Thursday, May 3, 2012

It's a Twin Thing

Here is a touching piece of vintage artwork by Jesse Willcox Smith, whose wonderful paintings--usually of babies and small children--graced many Good Housekeeping covers in the early 1900's.  I just love her work!

Looking at these two darling girls sitting together reading makes me think of my sweet little twin granddaughters.  They already love books so much; I can see them like this someday down the road--squished together on a chair, leaning over a favorite book.  Of course, Bonny and Kewpie are identical, so I assume their hair--when it comes in!--will be the same color. But otherwise, I feel like I'm looking into a crystal ball: I see hair bows and black patent leather Mary Jane's (those shoes are a must!); I see "Sunday best" dresses and bobbed hair-dos; and best of all, I see two inseparable playmates joined at the hip.  Yes, I see the future.  And I must tell you, it's beautiful.

The twins are 11 months old now, as of yesterday, and within the last week they've both taken their first steps.  Things are going to get interesting around that house now, with two babies on the move.  (Not that they haven't been interesting up to this point!)  It wasn't all that long ago that the babies screamed with terror at bath time; but on a recent trip to a water park with Mommy and Daddy, when they got splashed and sprayed, they screamed with excitement.  How fast they grow up!

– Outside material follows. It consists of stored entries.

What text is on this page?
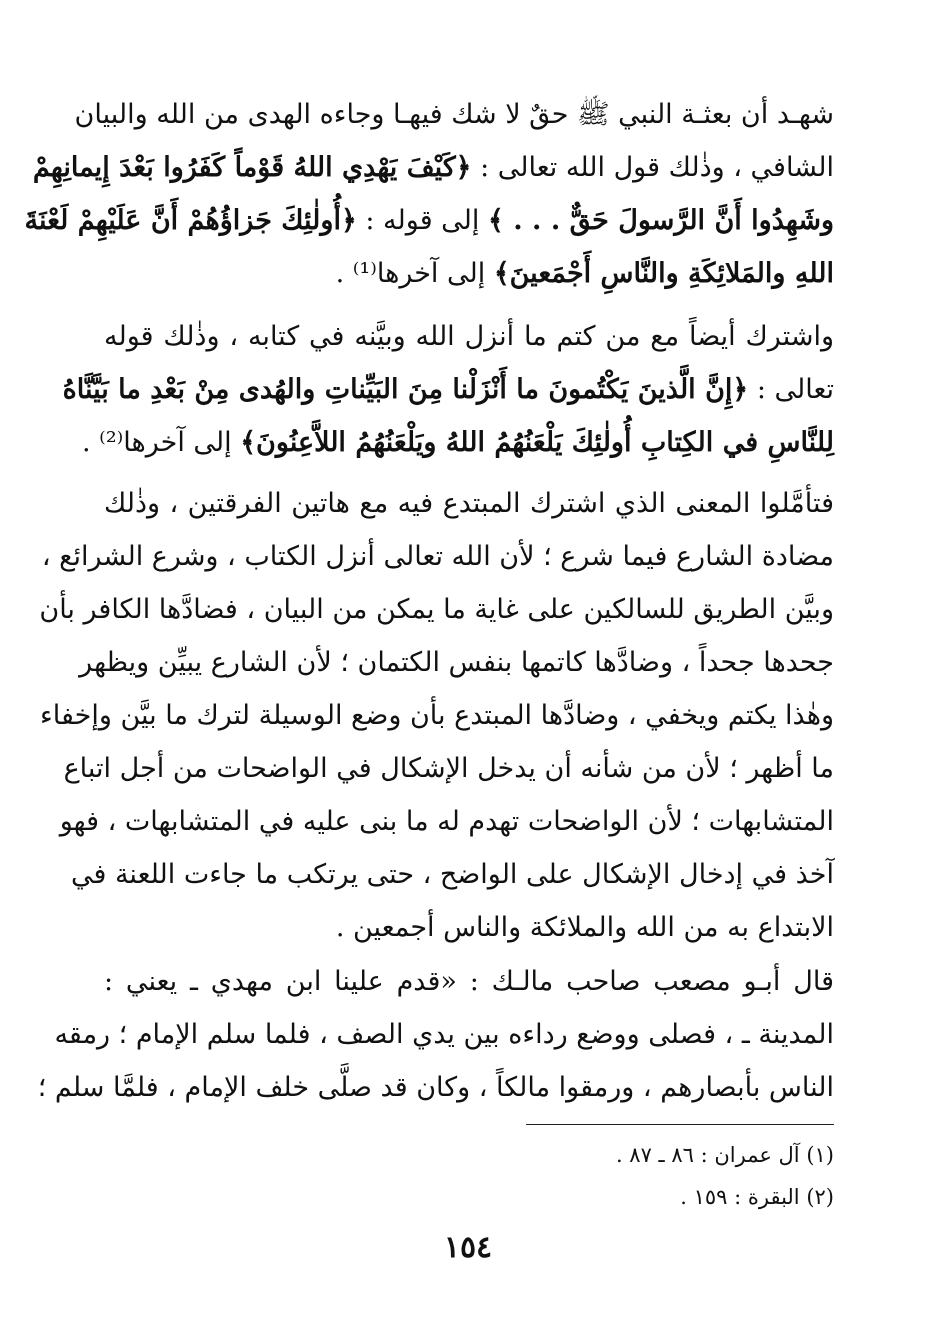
شهـد أن بعثـة النبي ﷺ حقٌ لا شك فيهـا وجاءه الهدى من الله والبيان
الشافي ، وذٰلك قول الله تعالى : ﴿كَيْفَ يَهْدِي اللهُ قَوْماً كَفَرُوا بَعْدَ إِيمانِهِمْ
وشَهِدُوا أَنَّ الرَّسولَ حَقٌّ . . . ﴾ إلى قوله : ﴿أُولٰئِكَ جَزاؤُهُمْ أَنَّ عَلَيْهِمْ لَعْنَةَ
اللهِ والمَلائِكَةِ والنَّاسِ أَجْمَعينَ﴾ إلى آخرها⁽¹⁾ .
واشترك أيضاً مع من كتم ما أنزل الله وبيَّنه في كتابه ، وذٰلك قوله
تعالى : ﴿إِنَّ الَّذينَ يَكْتُمونَ ما أَنْزَلْنا مِنَ البَيِّناتِ والهُدى مِنْ بَعْدِ ما بَيَّنَّاهُ
لِلنَّاسِ في الكِتابِ أُولٰئِكَ يَلْعَنُهُمُ اللهُ ويَلْعَنُهُمُ اللاَّعِنُونَ﴾ إلى آخرها⁽²⁾ .
فتأمَّلوا المعنى الذي اشترك المبتدع فيه مع هاتين الفرقتين ، وذٰلك
مضادة الشارع فيما شرع ؛ لأن الله تعالى أنزل الكتاب ، وشرع الشرائع ،
وبيَّن الطريق للسالكين على غاية ما يمكن من البيان ، فضادَّها الكافر بأن
جحدها جحداً ، وضادَّها كاتمها بنفس الكتمان ؛ لأن الشارع يبيِّن ويظهر
وهٰذا يكتم ويخفي ، وضادَّها المبتدع بأن وضع الوسيلة لترك ما بيَّن وإخفاء
ما أظهر ؛ لأن من شأنه أن يدخل الإشكال في الواضحات من أجل اتباع
المتشابهات ؛ لأن الواضحات تهدم له ما بنى عليه في المتشابهات ، فهو
آخذ في إدخال الإشكال على الواضح ، حتى يرتكب ما جاءت اللعنة في
الابتداع به من الله والملائكة والناس أجمعين .
قال أبـو مصعب صاحب مالـك : «قدم علينا ابن مهدي ـ يعني :
المدينة ـ ، فصلى ووضع رداءه بين يدي الصف ، فلما سلم الإمام ؛ رمقه
الناس بأبصارهم ، ورمقوا مالكاً ، وكان قد صلَّى خلف الإمام ، فلمَّا سلم ؛
(١) آل عمران : ٨٦ ـ ٨٧ .
(٢) البقرة : ١٥٩ .
١٥٤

I still have to pinch myself sometimes when I realize that my firstborn son--the guy I can still picture as a chubby, tow-headed toddler in diapers--is the father of twin girls.  How lucky my husband and I are: when we became first-time grandparents, we got not one, but two, adorable granddaughters. Two for the price of one. This twin thing is so amazing and miraculous.  The birth of any baby is a miracle, absolute proof of the existence of God; but the birth of twins is a double miracle.  A miracle squared.

Like I said, I see a beautiful future for my precious twin granddaughtes.  I just don't want it to get here too fast.